Thalavadi (Tamil:தாளவாடி) is a hilly town located close to the Dhimbham hills of Erode District in Tamil Nadu, India. Situated 823 metres above sealevel it has a salubrious weather most of the year. It's located at south of Suvarnavathi Reservoir on a local road off NH 209, nearly  north of Thalamalai and lies in border with Karnataka state. Previously part of Sathyamangalam taluk, it was separated & made a separate Taluk in 2016. It is the least populous Taluk of Erode District and is close to the BRT Wildlife sanctuary where the Western Ghats and Eastern Ghats converge.

Dodda Gajanur in Thalavadi taluk is the birthplace of late Kannada Superstar Dr.Rajkumar.
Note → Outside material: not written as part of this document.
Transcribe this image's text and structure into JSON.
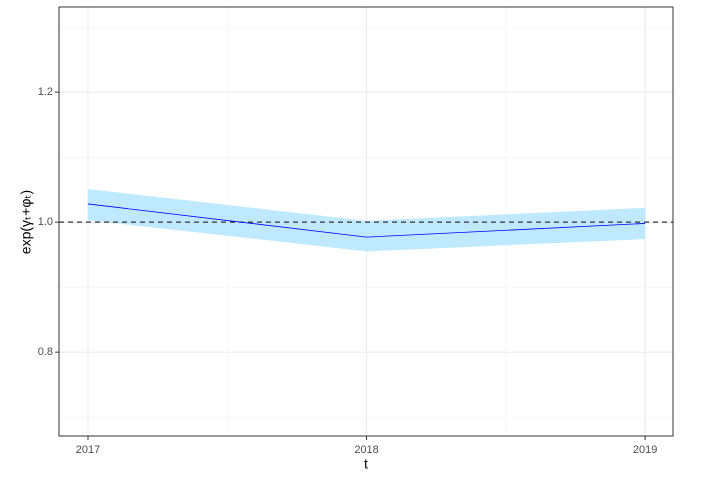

Thalavadi is the main commercial centre for the newly formed taluk. Five roads connect it to the NH209, the first one via Bisalvadi to Venkataiahnachatra, second one via Yelekatte to Chikkahole , third one via Ramapura, fourth one via Gumtapura and the fifth one via Doddapura to Dhimbam. Only the last road runs entirely in Tamilnadu. All other roads exit through Karnataka. Thalavadi - Dhimbam road runs through core area of Satyamangalam wildlife sanctuary, and the entry is restricted, except for state run transport buses and private vehicles with permission.